TAMPA, Fla. -- LeGarrette Blount's most enjoyable run wasn't when he broke two tackles at the line of scrimmage and dragged two other defenders for a 9-yard gain. Nor was it the fourth-quarter carry he turned into a 46-yard jaunt that was wiped out by a penalty.
It wasn't even a play he made -- it was one by Cadillac Williams.
When Williams caught the go-ahead touchdown pass in the closing seconds of Tampa Bay's 18-17 victory Sunday over the St. Louis Rams, the 6-foot, 247-pound Blount sprinted from the bench area to congratulate the veteran he's competing with for playing time.
"It was awesome," said the former Oregon star, who was one of five prospects featured in NFL.com's On the Fringe during training camp. "Everybody else had their helmets on, so I was afraid I was going to get hit in the head by somebody trying to celebrate with him."
The winning catch, at the end of a 16-play, 81-yard drive, might not have been possible without a breakout performance from Blount, the rookie running back best known for punching an opposing player after a game in college.
Blount, signed the week of the season opener after being released by Tennessee, might have earned an expanded role in the Buccaneers' offense this week against Arizona. He rushed for a career-best 72 yards on 11 carries, including 66 yards on 10 runs in the second half to help Bucs (4-2) overcome a 17-3 deficit.
Blount, 23, went undrafted after being suspended at Oregon for punching Boise State's Byron Hout after a loss in the Ducks' 2009 season opener. He signed with the Tennessee Titans in April and remained with them through training camp and the preseason.
Intrigued by Blount's combination of size, speed, quickness and power and hoping to find a big back capable of sharing playing time with Williams, coach Raheem Morris and general manager Mark Dominick were eager to give him a chance to stick with Tampa Bay.
Blount flashed his potential in his pro debut in Week 3, rushing for 27 yards on six carries and scoring his first NFL touchdown during a loss to Pittsburgh. He was less successful the next time out, gaining three yards on four carries in a win over Cincinnati two weeks ago.
The rookie would have had an even bigger day against the Rams if tackle Jeremy Trueblood hadn't drawn a penalty for pushing a defender in the back on his long run up the right sideline.

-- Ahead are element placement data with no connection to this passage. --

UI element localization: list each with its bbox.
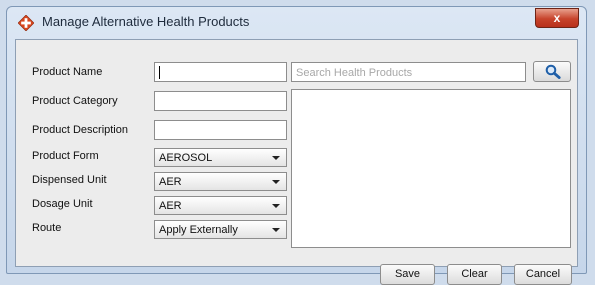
chevron-down-icon [272, 180, 280, 184]
product-form-value: AEROSOL [159, 152, 213, 164]
product-form-label: Product Form [32, 150, 99, 162]
product-category-input[interactable] [154, 91, 287, 111]
text-caret [159, 66, 160, 79]
product-category-label: Product Category [32, 95, 118, 107]
search-results-list[interactable] [291, 89, 571, 248]
chevron-down-icon [272, 228, 280, 232]
dialog-window: Manage Alternative Health Products x Pro… [6, 6, 587, 285]
clear-button[interactable]: Clear [447, 264, 502, 285]
magnifier-icon [545, 64, 561, 79]
product-form-dropdown[interactable]: AEROSOL [154, 148, 287, 167]
product-name-input[interactable] [154, 62, 287, 82]
cancel-button[interactable]: Cancel [514, 264, 572, 285]
search-button[interactable] [533, 61, 571, 82]
dosage-unit-label: Dosage Unit [32, 198, 93, 210]
window-title: Manage Alternative Health Products [42, 14, 250, 29]
dosage-unit-dropdown[interactable]: AER [154, 196, 287, 215]
search-field [291, 62, 526, 82]
close-button[interactable]: x [535, 8, 579, 28]
chevron-down-icon [272, 156, 280, 160]
diamond-cross-icon [17, 14, 35, 32]
dosage-unit-value: AER [159, 200, 182, 212]
route-label: Route [32, 222, 62, 234]
client-area: Product Name Product Category Product De… [15, 39, 578, 285]
dispensed-unit-label: Dispensed Unit [32, 174, 107, 186]
save-button[interactable]: Save [380, 264, 435, 285]
title-bar[interactable]: Manage Alternative Health Products x [7, 7, 586, 37]
product-name-label: Product Name [32, 66, 103, 78]
dispensed-unit-value: AER [159, 176, 182, 188]
chevron-down-icon [272, 204, 280, 208]
search-input[interactable] [292, 64, 521, 82]
close-icon: x [553, 11, 561, 25]
route-dropdown[interactable]: Apply Externally [154, 220, 287, 239]
dispensed-unit-dropdown[interactable]: AER [154, 172, 287, 191]
product-description-label: Product Description [32, 124, 128, 136]
product-description-input[interactable] [154, 120, 287, 140]
route-value: Apply Externally [159, 224, 238, 236]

"You can't say enough about the young man. ... He runs hard, he runs resilient, he runs tough," Morris said. "He's kind of a symbol of our football team. ... He's young, he's in the fight, he's playing fast, he's playing hard. He's learning every single day."
Nevertheless, the coach has been reluctant to use Blount because he's still learning pass protection responsibilities.
Even after Sunday's strong performance, Morris is not ready to thrust Blount into a starting role ahead of Williams, who's averaging 2.5 yards per carry. Blount has averaged 4.9 yards per attempt in the three games he's been active.
"Everybody has a role right now for us, and we're not going to play the game of fighting daggers and throwing stones for who's going to run out of the tunnel," Morris said.
Williams, the 2005 NFL Offensive Rookie of the Year who been slowed much of his career by injuries, rushed for 12 yards on four carries against the Rams. He led the team with eight receptions for 34 yards, including the 1-yard game-winner with 10 seconds left.
"You've got to keep getting better. You've got to grow each outing. Yesterday, we showed some growth," Morris said Monday.
"We showed what we can be by both backs going out there and being productive. One was very productive running the ball and the other was very productive with his pass catching ability and protection abilities. ... Those guys played well together."
The Bucs entered training camp with expectations that former 1,000-yard rusher Derrick Ward would share the workload with Williams.
When Ward struggled during the preseason, he was released. Kareem Huggins earned a shot at filling the role, but injuries took him out of the picture.
Offensive coordinator Greg Olson is encouraged by Blount's progress.
"We've always talked about it being a big man's game," Olson said. "He's obviously a big, big person. ... He's got tremendous strength and power, so we're excited. We think he'll get better as we go along."